2010 Indy International Wine Competition.

I was a guest judge at the Indy Wine Competition again this year and really enjoyed the experience. Just imagine tasting, spitting and trying to evaluate 50-plus wines in an hour-and-a-half!

Readers interested in Indiana wine can go to the Indiana Wine and Grape Council website for a full list of winners.

Several folks in Indiana really scored big. French Lick Winery was honored for its 2008 Traminette as the competition’s White Wine of the Year. Oliver Winery, Bloomington, won the Winemaker of the Year Trophy, which honors the winery winning the most gold medals.

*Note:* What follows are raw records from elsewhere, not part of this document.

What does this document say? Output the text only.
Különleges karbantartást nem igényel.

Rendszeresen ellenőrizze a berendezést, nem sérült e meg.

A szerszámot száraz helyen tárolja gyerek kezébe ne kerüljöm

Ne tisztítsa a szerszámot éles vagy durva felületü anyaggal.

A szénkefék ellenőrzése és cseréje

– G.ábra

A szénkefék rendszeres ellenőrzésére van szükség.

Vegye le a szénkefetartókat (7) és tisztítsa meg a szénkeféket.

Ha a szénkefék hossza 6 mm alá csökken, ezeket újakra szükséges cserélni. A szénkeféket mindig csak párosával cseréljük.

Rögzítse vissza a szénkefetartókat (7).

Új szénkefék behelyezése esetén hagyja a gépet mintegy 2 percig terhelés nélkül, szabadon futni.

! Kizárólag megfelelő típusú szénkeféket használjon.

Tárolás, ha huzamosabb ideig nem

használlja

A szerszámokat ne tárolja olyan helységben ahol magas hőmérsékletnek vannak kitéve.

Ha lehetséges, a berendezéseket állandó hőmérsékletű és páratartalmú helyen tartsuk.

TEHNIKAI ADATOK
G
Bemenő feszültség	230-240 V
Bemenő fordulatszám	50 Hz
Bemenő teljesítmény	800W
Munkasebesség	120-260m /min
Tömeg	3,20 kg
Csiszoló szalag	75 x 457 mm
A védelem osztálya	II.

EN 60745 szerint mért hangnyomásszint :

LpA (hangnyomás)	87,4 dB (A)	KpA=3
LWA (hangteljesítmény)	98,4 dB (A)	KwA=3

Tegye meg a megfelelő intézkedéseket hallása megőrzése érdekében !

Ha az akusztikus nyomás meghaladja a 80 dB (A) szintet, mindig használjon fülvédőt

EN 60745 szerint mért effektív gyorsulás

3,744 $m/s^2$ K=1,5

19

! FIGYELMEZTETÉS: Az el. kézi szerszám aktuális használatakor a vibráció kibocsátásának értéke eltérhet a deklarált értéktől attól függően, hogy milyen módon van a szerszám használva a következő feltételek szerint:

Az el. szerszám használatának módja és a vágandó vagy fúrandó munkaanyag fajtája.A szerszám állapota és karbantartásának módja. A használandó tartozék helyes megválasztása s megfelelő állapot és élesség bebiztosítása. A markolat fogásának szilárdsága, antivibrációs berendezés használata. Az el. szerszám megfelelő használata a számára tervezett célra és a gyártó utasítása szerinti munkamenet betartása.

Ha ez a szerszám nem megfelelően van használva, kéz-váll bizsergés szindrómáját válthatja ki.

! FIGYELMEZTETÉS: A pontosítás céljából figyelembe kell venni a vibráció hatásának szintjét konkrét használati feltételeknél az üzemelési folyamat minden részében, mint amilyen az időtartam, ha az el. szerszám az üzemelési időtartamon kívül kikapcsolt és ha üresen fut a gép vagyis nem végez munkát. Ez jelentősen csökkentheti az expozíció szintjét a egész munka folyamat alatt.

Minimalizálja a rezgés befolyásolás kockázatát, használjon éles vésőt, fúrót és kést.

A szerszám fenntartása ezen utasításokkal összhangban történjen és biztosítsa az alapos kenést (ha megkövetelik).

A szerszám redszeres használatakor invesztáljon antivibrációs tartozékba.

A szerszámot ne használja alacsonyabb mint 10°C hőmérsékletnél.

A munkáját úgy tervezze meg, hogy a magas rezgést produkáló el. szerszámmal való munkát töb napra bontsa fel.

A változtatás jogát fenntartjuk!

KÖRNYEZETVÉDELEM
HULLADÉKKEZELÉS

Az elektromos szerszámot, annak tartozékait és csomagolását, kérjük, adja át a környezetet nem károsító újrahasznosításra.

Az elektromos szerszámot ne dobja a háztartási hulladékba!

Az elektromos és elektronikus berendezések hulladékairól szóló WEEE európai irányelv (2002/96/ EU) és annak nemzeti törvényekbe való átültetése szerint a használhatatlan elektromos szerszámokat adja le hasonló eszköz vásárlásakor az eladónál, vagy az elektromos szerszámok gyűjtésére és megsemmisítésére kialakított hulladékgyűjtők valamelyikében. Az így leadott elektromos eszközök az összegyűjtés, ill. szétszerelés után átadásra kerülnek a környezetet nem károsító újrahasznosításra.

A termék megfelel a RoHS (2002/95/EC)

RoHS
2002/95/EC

Indiana wines compete with more than 2,700 wines from around the world. But there is also an Indiana grown wines division. Other Indiana winners included Huber for its 2009 Vignoles and 2008 Knobstone Blaufrankisch. Easley Winery was honored for its Pink Catawba.

Visiting Oak Hill Winery

Whenever I’m driving the Hoosier byways and have a little extra time I try to find a nearby Hoosier winery to visit. Recently I stopped in at Oak Hill Winery at Converse. Converse is about 15 minutes east of U.S. 31, on Ind. 18, north of Kokomo.

Rick Moulton has a small operation of about 1,000 cases a year. He makes mostly dry wines from grapes usually associated with Indiana’s traditional sweet wines. His style is very different than most. Not only does he make a dry Concord red wine, among others, but he makes them in a very light style.

Howard’s Picks:

Summer is winding down so instead of a specific wine recommendation how about some generic suggestions. Next time in the wine shop pick up a bottle of dry Rose’ and give it a try. Rose’ is great by itself and great with most foods. Pink Wine isn’t for wimps anymore!

The other summer suggestion would be non-tradition whites. More than a year ago I wrote about Albarino, which comes primarily from Spain and Portugal.
You can find good Rose’ and good Albarino at most Indiana wine shops. These wines also are great values ranging anywhere from $10-$15 for really good ones. You can buy great ones around $20.